His cloak, which he wore over his sweat suit, was of black
tatters and rags stitched together to resemble something
which had risen from a lake of liquid fire.
“Penny,
did you know that if you wanted to meet a real witch on
Halloween you had to put your clothes on inside out and
walk backwards,” Ashley added, “then, at the stroke of midnight,
you will see a real witch.”
With
the kids now ready and ready to go, I hurriedly shrugged
on a grey hooded sweat top, a ghoulish mask and floor length
tattered cloak. I flounced down the stairs, announcing to
my captive audience that tonight, the only real witch they
would be seeing was me.
“Look
at Mum,” the kids howled. “Her eyes are blacked out. Oh
gross, mum! You look like that bloke who reads the news
on telly.”
Moments later we stumbled out the front door onto the sidewalk - me, the giant
witch-ghoul, complete with a black cat and a yard broom
stick; a medium sized zombie apparition and a frightful
looking child-witch with an explosion of grey hair.
The
first door we pounded on did not open, although I did see
a curtain twitch. The second door also remained firmly shut.
I found this Halloween non-compliance somewhat startling,
then headed in the opposite direction and came to our elderly
neighbor’s door.
Her
old cat, Ming, jumped onto the windowsill, between the urns
and a few lit candles. We simultaneously feigned an attack
by lunging toward the window, waving our arms and snarling.
Ming arched his back and hissed, then his eyes glazed and
he fell off the ledge. I began beating at my neighbor’s
door with the broomstick demanding, in the name of the forefathers
that she open the door. I heard a police siren in the distance
and quietly wondered why there were lit candles interspersed
between the urns on all the windowsills we had passed thus
far.
“It’s
in memory of our dead relatives,” the police officer said.
He moved us away from my neighbor’s door and guided us to
the sidewalk. Front porch lights came on in nearby homes
and old folk congregated at the ends of their drives, watching
us in morbid curiosity.
“In
Belgium, Halloween
is still a relatively new custom and even then it’s only
observed in the big cities,” he added. “Out here we do not
know it.” He observed the frightened faces peering at him
from behind curtains and doorways. “In one night you have
personified all these people’s fears of the dead!”
I
began to explain, “But in Great
Britain and France hundreds
of years ago, the Celts…”, but my sentence was cut short
by a waving index finger. “This might explain it Madame,”

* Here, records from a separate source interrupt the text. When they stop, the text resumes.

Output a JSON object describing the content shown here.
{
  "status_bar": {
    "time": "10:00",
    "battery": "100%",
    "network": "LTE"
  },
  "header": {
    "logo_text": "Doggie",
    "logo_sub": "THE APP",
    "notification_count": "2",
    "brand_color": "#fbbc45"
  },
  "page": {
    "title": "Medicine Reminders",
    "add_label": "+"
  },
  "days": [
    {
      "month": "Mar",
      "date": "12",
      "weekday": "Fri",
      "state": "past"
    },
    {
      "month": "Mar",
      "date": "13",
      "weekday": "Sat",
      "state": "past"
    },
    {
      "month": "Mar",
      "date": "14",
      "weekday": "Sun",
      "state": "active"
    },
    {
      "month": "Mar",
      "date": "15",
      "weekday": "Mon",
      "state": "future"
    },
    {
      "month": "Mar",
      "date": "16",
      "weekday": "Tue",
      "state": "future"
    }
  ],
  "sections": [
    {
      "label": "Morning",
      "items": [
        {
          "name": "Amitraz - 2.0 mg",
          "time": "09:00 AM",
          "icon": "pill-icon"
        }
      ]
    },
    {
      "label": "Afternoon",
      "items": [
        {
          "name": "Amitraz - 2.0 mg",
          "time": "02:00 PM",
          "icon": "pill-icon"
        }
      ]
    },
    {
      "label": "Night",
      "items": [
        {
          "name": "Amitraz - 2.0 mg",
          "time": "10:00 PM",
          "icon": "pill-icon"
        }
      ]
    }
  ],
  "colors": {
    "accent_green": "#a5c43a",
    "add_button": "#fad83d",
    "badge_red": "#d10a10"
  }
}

the police officer announced, “We are Belgian’s, we do not
do like the English, and the French, pew!” he spat
in the sidewalk, “vermine!”
The
next morning the kids and I walked around the neighborhood
and apologized to the folks, pleading ignorance. The old
dear next door was not in, but I kept an eye out for her
and later spied solemnly placing another small urn on the
hallway windowsill.
“Oh
dear,” I said.
“That
can only be Ming,” Ashley added gravely.